[PATCH v14 7/7] media: nuvoton: Add driver for NPCM video capture and encode engine
Kun-Fa Lin
milkfafa at gmail.com
Thu Aug 31 22:42:38 AEST 2023
Hi Hans,
Thanks for the review.
> > + snprintf(cap->bus_info, sizeof(cap->bus_info), "platform:%s", DEVICE_NAME);
>
> You can drop this last line, it is already filled in by the V4L2 core for
> platform devices.
> > +static const char * const npcm_ctrl_capture_mode_menu[] = {
> > + "COMPLETE mode",
> > + "DIFF mode",
>
> Hmm, I would drop the 'mode' bit, since it is already obvious that
> these are the modes.
OK. Will drop them in the next version.
> > +static const struct v4l2_ctrl_config npcm_ctrl_rect_count = {
> > + .ops = &npcm_video_ctrl_ops,
> > + .id = V4L2_CID_NPCM_RECT_COUNT,
> > + .name = "NPCM Compressed Hextile Rectangle Count",
> > + .type = V4L2_CTRL_TYPE_INTEGER,
> > + .flags = V4L2_CTRL_FLAG_VOLATILE,
> > + .min = 0,
> > + .max = (MAX_WIDTH / RECT_W) * (MAX_HEIGHT / RECT_H),
> > + .step = 1,
> > + .def = 0,
> > +};
>
> Just to confirm: you decided against using an integer array control?
>
> There is a real danger that if userspace isn't reading this control
> quickly enough (i.e. before the next frame arrives at the driver), then
> the control's value is that of that next frame instead of the current
> frame.
>
> It doesn't feel robust to me.
Actually the driver will store the frames and counts for each buffer
index till userspace dequeues them.
Ex. assume that driver has captured 3 frames:
- 1st capture (buffer index = 0):
video->list[0] => store the list of HEXTILE rects for the 1st frame
video->rect[0] => store the rect count of video->list[0]

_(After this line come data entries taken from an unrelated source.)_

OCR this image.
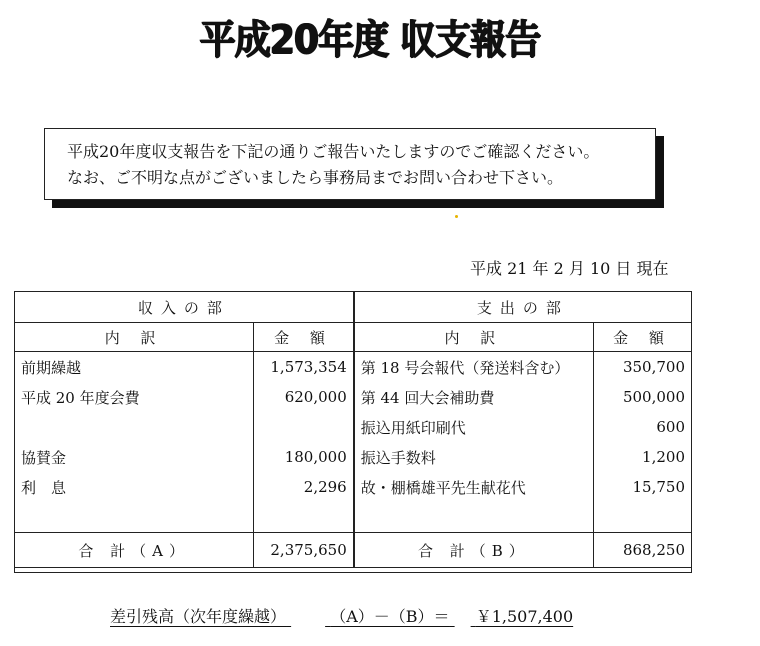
平成20年度 収支報告
平成20年度収支報告を下記の通りご報告いたしますのでご確認ください。
なお、ご不明な点がございましたら事務局までお問い合わせ下さい。
平成 21 年 2 月 10 日 現在
収入の部		支出の部	
内 訳	金 額	内 訳	金 額
前期繰越	1,573,354	第 18 号会報代（発送料含む）	350,700
平成 20 年度会費	620,000	第 44 回大会補助費	500,000
		振込用紙印刷代	600
協賛金	180,000	振込手数料	1,200
利　息	2,296	故・棚橋雄平先生献花代	15,750

合 計（A）	2,375,650	合 計（B）	868,250
差引残高（次年度繰越）	（A）－（B）＝ ￥1,507,400
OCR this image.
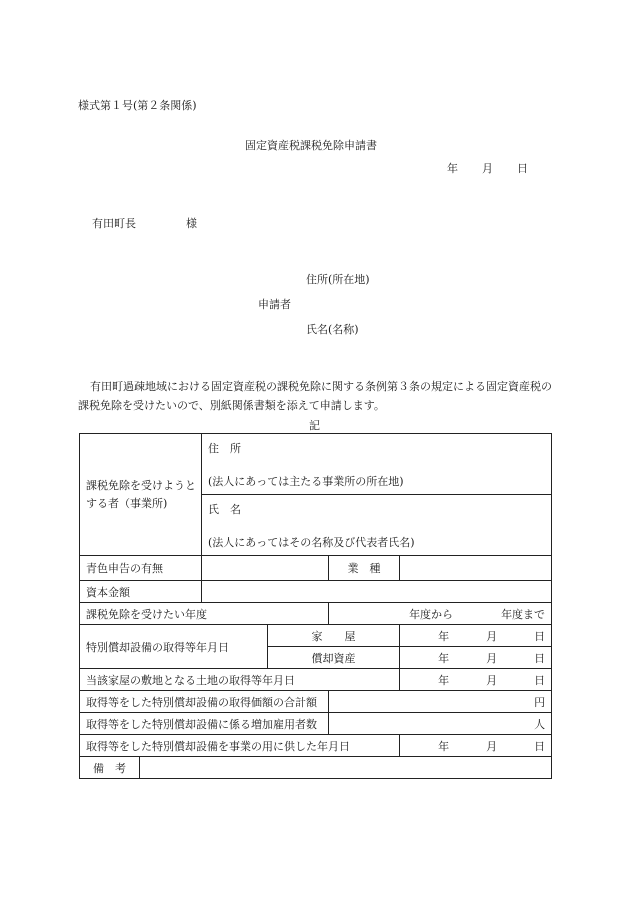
様式第１号(第２条関係)
固定資産税課税免除申請書
年 月 日
有田町長	様
住所(所在地)
申請者
氏名(名称)
有田町過疎地域における固定資産税の課税免除に関する条例第３条の規定による固定資産税の課税免除を受けたいので、別紙関係書類を添えて申請します。
記
課税免除を受けようとする者（事業所)		住　所
(法人にあっては主たる事業所の所在地)			

		氏　名
(法人にあってはその名称及び代表者氏名)			

青色申告の有無				業　種	
資本金額					
課税免除を受けたい年度				年度から 年度まで	

特別償却設備の取得等年月日			家　　屋		年 月 日

			償却資産		年 月 日

当該家屋の敷地となる土地の取得等年月日					年 月 日

取得等をした特別償却設備の取得価額の合計額				円	
取得等をした特別償却設備に係る増加雇用者数				人	
取得等をした特別償却設備を事業の用に供した年月日					年 月 日

備　考					
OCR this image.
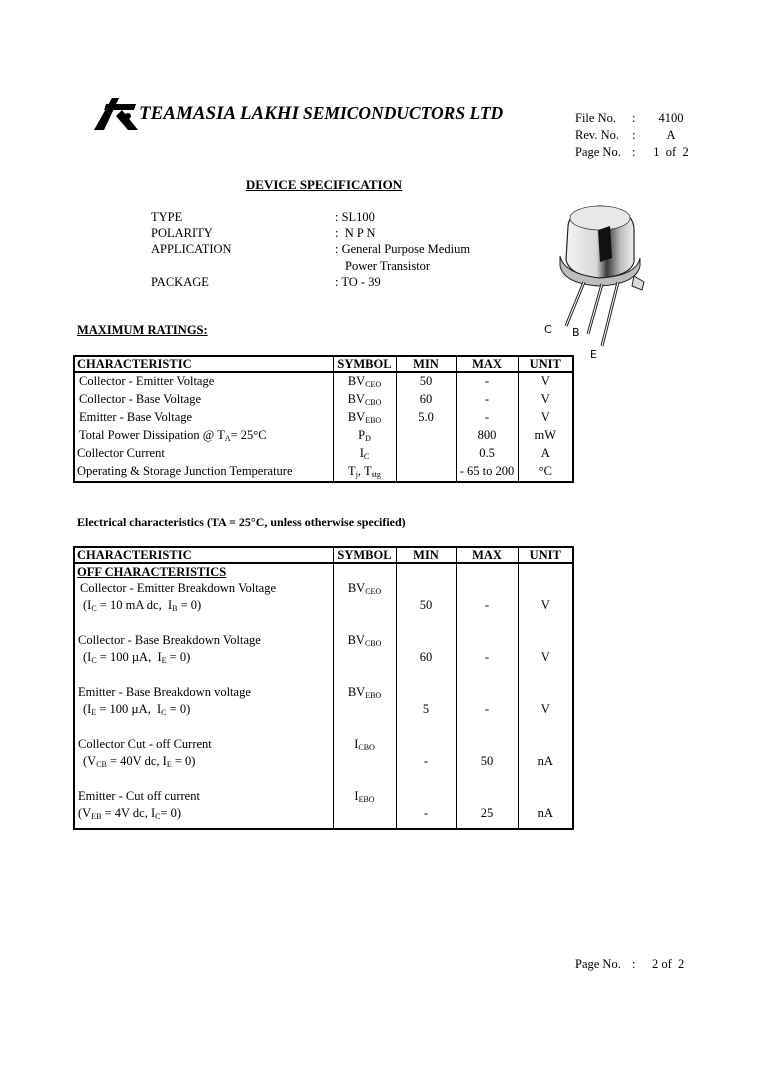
TEAMASIA LAKHI SEMICONDUCTORS LTD	File No.	:	4100
Rev. No.	:	A
Page No. :	1  of  2
DEVICE SPECIFICATION
TYPE	: SL100
POLARITY	:  N P N
APPLICATION	: General Purpose Medium
Power Transistor
PACKAGE	: TO - 39
C B
E
MAXIMUM RATINGS:
CHARACTERISTIC	SYMBOL	MIN	MAX	UNIT
Collector - Emitter Voltage	$BV_{CEO}$	50	-	V
Collector - Base Voltage	$BV_{CBO}$	60	-	V
Emitter - Base Voltage	$BV_{EBO}$	5.0	-	V
Total Power Dissipation @ $T_A= 25^\circ C$	$P_D$		800	mW
Collector Current	$I_C$		0.5	A
Operating & Storage Junction Temperature	$T_j$, $T_{stg}$		- 65 to 200	°C
Electrical characteristics (TA = 25°C, unless otherwise specified)
CHARACTERISTIC	SYMBOL	MIN	MAX	UNIT
OFF CHARACTERISTICS				

Collector - Emitter Breakdown Voltage
($I_C = 10$ mA dc,  $I_B = 0$)	$BV_{CEO}$	50	-	V

Collector - Base Breakdown Voltage
($I_C = 100$ µA,  $I_E = 0$)	$BV_{CBO}$	60	-	V

Emitter - Base Breakdown voltage
($I_E = 100$ µA,  $I_C = 0$)	$BV_{EBO}$	5	-	V

Collector Cut - off Current
($V_{CB} = 40V$ dc, $I_E = 0$)	$I_{CBO}$	-	50	nA

Emitter - Cut off current
($V_{EB} = 4V$ dc, $I_C= 0$)	$I_{EBO}$	-	25	nA
Page No. :	2 of  2
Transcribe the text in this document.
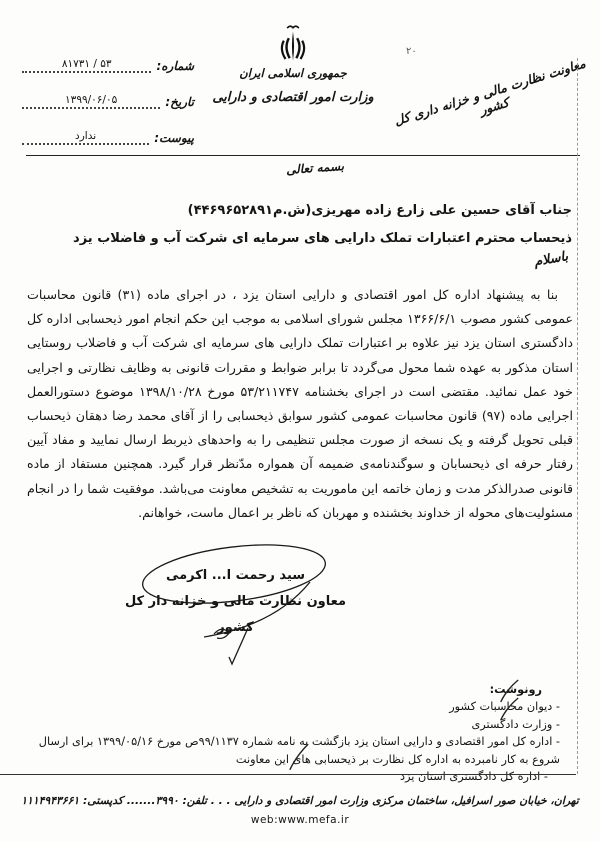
جمهوری اسلامی ایران
وزارت امور اقتصادی و دارایی	معاونت نظارت مالی و خزانه داری کل کشور
۲۰
شماره:
۵۳ / ۸۱۷۳۱
تاریخ:
۱۳۹۹/۰۶/۰۵
پیوست:
ندارد
بسمه تعالی
جناب آقای حسین علی زارع زاده مهریزی(ش.م۴۴۶۹۶۵۲۸۹۱)
ذیحساب محترم اعتبارات تملک دارایی های سرمایه ای شرکت آب و فاضلاب یزد
باسلام
بنا به پیشنهاد اداره کل امور اقتصادی و دارایی استان یزد ، در اجرای ماده (۳۱) قانون محاسبات عمومی کشور مصوب ۱۳۶۶/۶/۱ مجلس شورای اسلامی به موجب این حکم انجام امور ذیحسابی اداره کل دادگستری استان یزد نیز علاوه بر اعتبارات تملک دارایی های سرمایه ای شرکت آب و فاضلاب روستایی استان مذکور به عهده شما محول می‌گردد تا برابر ضوابط و مقررات قانونی به وظایف نظارتی و اجرایی خود عمل نمائید. مقتضی است در اجرای بخشنامه ۵۳/۲۱۱۷۴۷ مورخ ۱۳۹۸/۱۰/۲۸ موضوع دستورالعمل اجرایی ماده (۹۷) قانون محاسبات عمومی کشور سوابق ذیحسابی را از آقای محمد رضا دهقان ذیحساب قبلی تحویل گرفته و یک نسخه از صورت مجلس تنظیمی را به واحدهای ذیربط ارسال نمایید و مفاد آیین رفتار حرفه ای ذیحسابان و سوگندنامه‌ی ضمیمه آن همواره مدّنظر قرار گیرد. همچنین مستفاد از ماده قانونی صدرالذکر مدت و زمان خاتمه این ماموریت به تشخیص معاونت می‌باشد. موفقیت شما را در انجام مسئولیت‌های محوله از خداوند بخشنده و مهربان که ناظر بر اعمال ماست، خواهانم.
سید رحمت ا... اکرمی
معاون نظارت مالی و خزانه دار کل کشور
رونوشت:
- دیوان محاسبات کشور
- وزارت دادگستری
- اداره کل امور اقتصادی و دارایی استان یزد بازگشت به نامه شماره ۹۹/۱۱۳۷ص مورخ ۱۳۹۹/۰۵/۱۶ برای ارسال شروع به کار نامبرده به اداره کل نظارت بر ذیحسابی های این معاونت
- اداره کل دادگستری استان یزد
تهران، خیابان صور اسرافیل، ساختمان مرکزی وزارت امور اقتصادی و دارایی . . . تلفن: ۳۹۹۰....... کدپستی: ۱۱۱۴۹۴۳۶۶۱
web:www.mefa.ir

- 2nd capture (buffer index = 1):
video->list[1] => store the list of HEXTILE rects for the 2nd frame
video->rect[1] => store the rect count of video->list[1]
- 3rd capture (buffer index = 2):
video->list[2] => store the list of HEXTILE rects for the 3rd frame
video->rect[2] => store the rect count of video->list[2]
When userspace dequeues the 1st buffer (video->list[0]), it needs to
know the count of HEXTILE rectangles in the buffer,
so after dequeuing the buffer it will call this control to get the
rect count (video->rect[0]). And when a buffer is dequeued,
npcm_video_buf_finish() will be called, in which the buffer index (in
this example, buffer index = 0) will be stored to video->vb_index.
Then when userspace calls this control, npcm_video_get_volatile_ctrl()
will return the rect count of vb_index = 0.
In this way, I think userspace is always reading the correct control's
value even if userspace is slow.
Does it make sense to you or is there anything I missed?